Do All Children Go to Heaven?
If Augustine's position is correct, unbaptized children who died in the tornado went to hell as condemned sinners. Why, then, does the Bible nowhere command us to baptize children? While circumcision was required for infant boys in the Old Testament (Gen. 17:12), there is no similar requirement for the baptism of infants in the New. In a day when infant mortality rates were high, we would expect Scripture to mandate this act if it is essential to a child's salvation.
To the contrary, there is not a single clear example of a child being baptized in the New Testament (Lydia's "members of her household" and the Philippian jailer's "family" come closest, though their ages are not specified; Acts 16:15, 33). Nor do we find a single biblical command that we baptize infants.
Calvin: Non-elect infants are condemned
In his Institutes of the Christian Religion, John Calvin defined original sin as:
a hereditary depravity and corruption of our nature, diffused into all parts of the soul, which first makes us liable to God's wrath, then also brings forth in us those works which Scripture calls "works of the flesh" (Gal. 5:19). And that is properly what Paul often calls sin.
Calvin argued strongly for Augustine's position. Citing Romans 8:20, he said, "the creation was subjected to frustration, not by its own choice, but by the will of the one who subjected." He believed that all people inherit Adam's sin and punishment, "since, therefore, the curse, which goes about through all the regions of the world, flowed hither and yon from Adam's guilt, it is not unreasonable if it spread to all his offspring." As a result, Adam "entangled and immersed his offspring in the same miseries" that he experienced.
Calvin agreed with Augustine that "we bear inborn defect from our mother's womb." Referencing Psalm 51:5, he claimed, "From his very conception [David] carries the confession of his own perversity. Since it is clear that this was not peculiar to David, it follows that the common lot of mankind is exemplified in him."13 He concludes: "All of us, who have descended from impure seed, are born infected with the contagion of sin. In fact, before we saw the light of this life we were soiled and spotted in God's sight."

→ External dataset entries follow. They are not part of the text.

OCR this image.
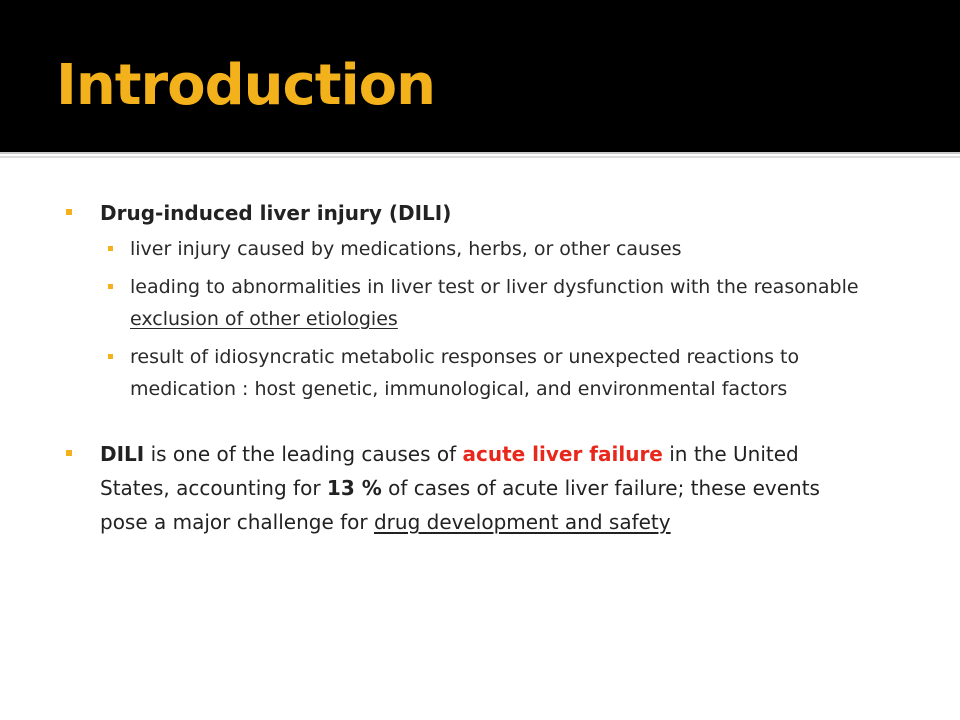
Introduction

Drug-induced liver injury (DILI)

liver injury caused by medications, herbs, or other causes

leading to abnormalities in liver test or liver dysfunction with the reasonable exclusion of other etiologies

result of idiosyncratic metabolic responses or unexpected reactions to medication : host genetic, immunological, and environmental factors

DILI is one of the leading causes of acute liver failure in the United States, accounting for 13 % of cases of acute liver failure; these events pose a major challenge for drug development and safety
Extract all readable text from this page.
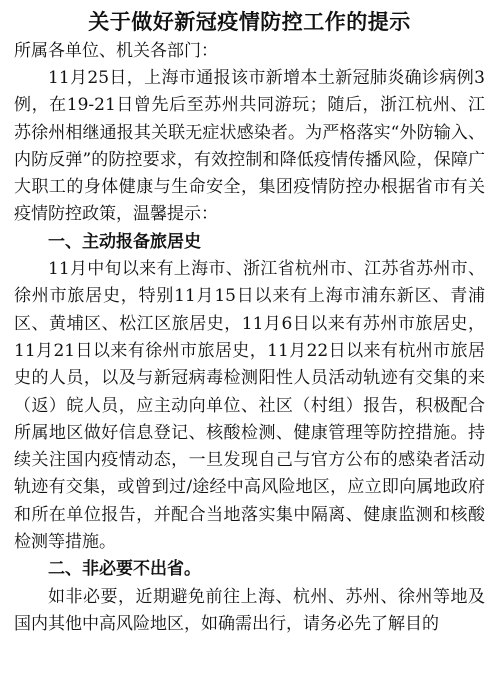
关于做好新冠疫情防控工作的提示

所属各单位、机关各部门：

11月25日，上海市通报该市新增本土新冠肺炎确诊病例3例，在19-21日曾先后至苏州共同游玩；随后，浙江杭州、江苏徐州相继通报其关联无症状感染者。为严格落实“外防输入、内防反弹”的防控要求，有效控制和降低疫情传播风险，保障广大职工的身体健康与生命安全，集团疫情防控办根据省市有关疫情防控政策，温馨提示：

一、主动报备旅居史

11月中旬以来有上海市、浙江省杭州市、江苏省苏州市、徐州市旅居史，特别11月15日以来有上海市浦东新区、青浦区、黄埔区、松江区旅居史，11月6日以来有苏州市旅居史，11月21日以来有徐州市旅居史，11月22日以来有杭州市旅居史的人员，以及与新冠病毒检测阳性人员活动轨迹有交集的来（返）皖人员，应主动向单位、社区（村组）报告，积极配合所属地区做好信息登记、核酸检测、健康管理等防控措施。持续关注国内疫情动态，一旦发现自己与官方公布的感染者活动轨迹有交集，或曾到过/途经中高风险地区，应立即向属地政府和所在单位报告，并配合当地落实集中隔离、健康监测和核酸检测等措施。

二、非必要不出省。

如非必要，近期避免前往上海、杭州、苏州、徐州等地及国内其他中高风险地区，如确需出行，请务必先了解目的
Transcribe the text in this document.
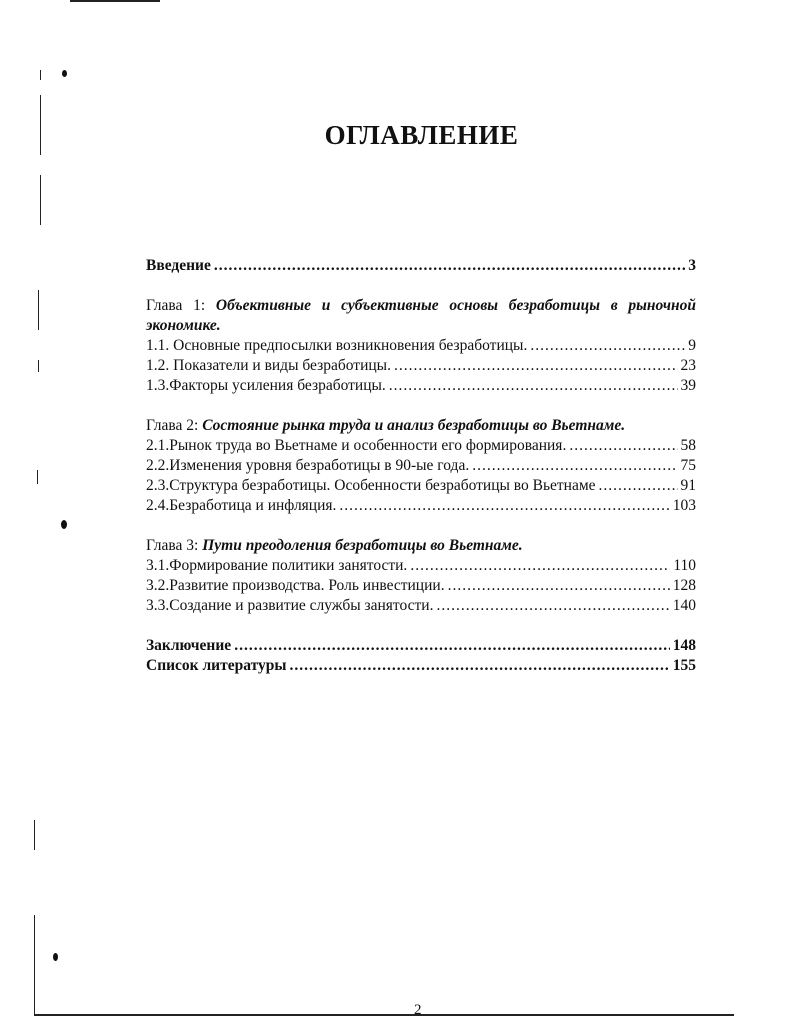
ОГЛАВЛЕНИЕ
Введение .....	3
Глава 1: Объективные и субъективные основы безработицы в рыночной экономике.
1.1. Основные предпосылки возникновения безработицы. .....	9
1.2. Показатели и виды безработицы. .....	23
1.3.Факторы усиления безработицы. .....	39
Глава 2: Состояние рынка труда и анализ безработицы во Вьетнаме.
2.1.Рынок труда во Вьетнаме и особенности его формирования. .....	58
2.2.Изменения уровня безработицы в 90-ые года. .....	75
2.3.Структура безработицы. Особенности безработицы во Вьетнаме .....	91
2.4.Безработица и инфляция. .....	103
Глава 3: Пути преодоления безработицы во Вьетнаме.
3.1.Формирование политики занятости. .....	110
3.2.Развитие производства. Роль инвестиции. .....	128
3.3.Создание и развитие службы занятости. .....	140
Заключение .....	148
Список литературы .....	155
2
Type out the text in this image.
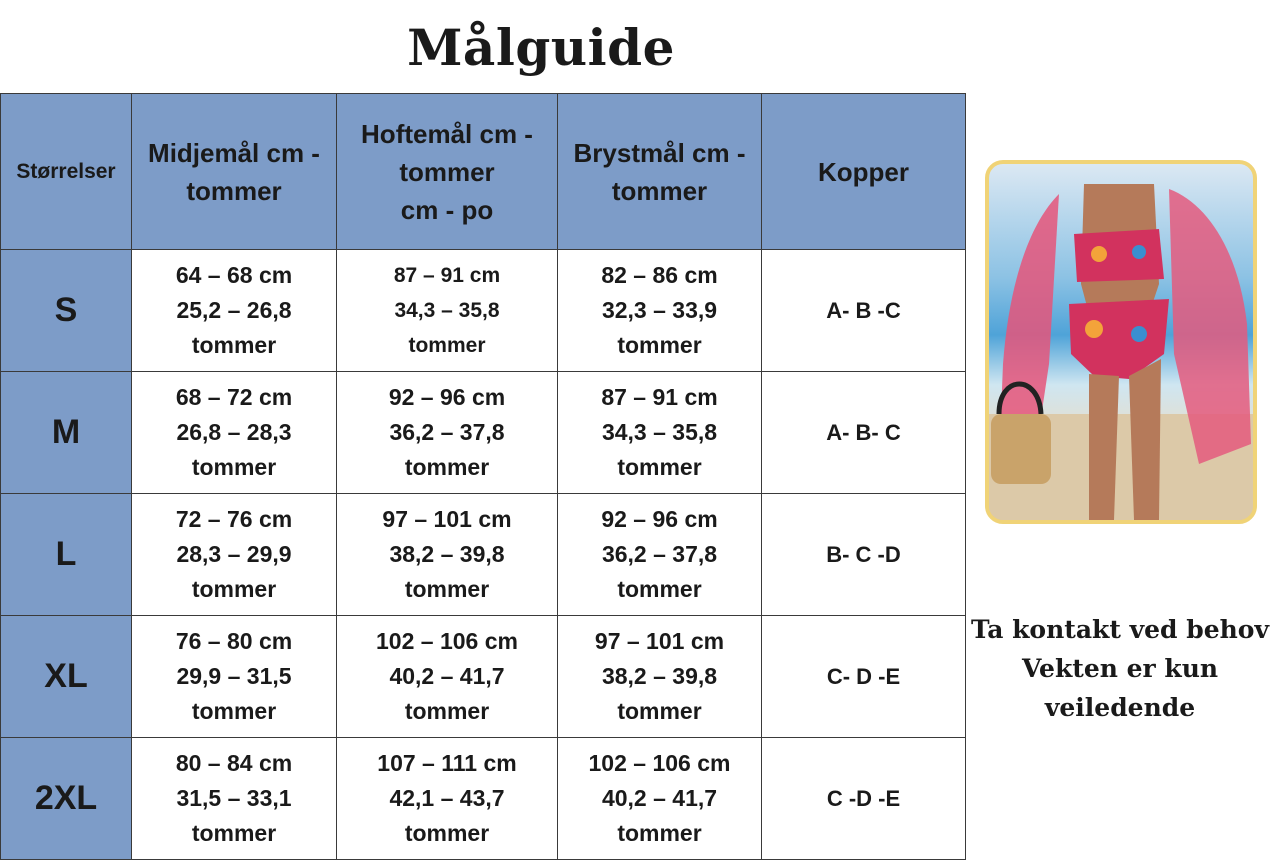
Målguide
Størrelser	Midjemål cm -
tommer	Hoftemål cm -
tommer
cm - po	Brystmål cm -
tommer	Kopper
S	64 – 68 cm
25,2 – 26,8
tommer	87 – 91 cm
34,3 – 35,8
tommer	82 – 86 cm
32,3 – 33,9
tommer	A- B -C
M	68 – 72 cm
26,8 – 28,3
tommer	92 – 96 cm
36,2 – 37,8
tommer	87 – 91 cm
34,3 – 35,8
tommer	A- B- C
L	72 – 76 cm
28,3 – 29,9
tommer	97 – 101 cm
38,2 – 39,8
tommer	92 – 96 cm
36,2 – 37,8
tommer	B- C -D
XL	76 – 80 cm
29,9 – 31,5
tommer	102 – 106 cm
40,2 – 41,7
tommer	97 – 101 cm
38,2 – 39,8
tommer	C- D -E
2XL	80 – 84 cm
31,5 – 33,1
tommer	107 – 111 cm
42,1 – 43,7
tommer	102 – 106 cm
40,2 – 41,7
tommer	C -D -E
Ta kontakt ved behov
Vekten er kun
veiledende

However, Calvin disagreed with Augustine regarding the method of this transmission: "Instead of saying . . . that each of us draws vice and corruption from his parents, it would be more correct to say that we are all alike corrupted in Adam alone, because immediately after his revolt God took away from human nature what He had bestowed upon it."
Advocates of the Augustine/Calvin position cite Ephesians 2:3, which calls humanity "objects of wrath." This description would mean that we are all condemned, whatever our age or status relative to saving faith. However, if "objects of wrath" is translated "wrathful people," the phrase has no bearing on our question.
Calvin clearly broke with Augustine, however, with regard to election for infants. In the Reformer's mind, election takes precedence over inherited guilt. If a baby was part of the elect, he or she would be in heaven. If not, "we may rest assured that God would never have suffered any infants to be slain except those who were already damned and predestined for eternal death," as "there are babies a span long in hell."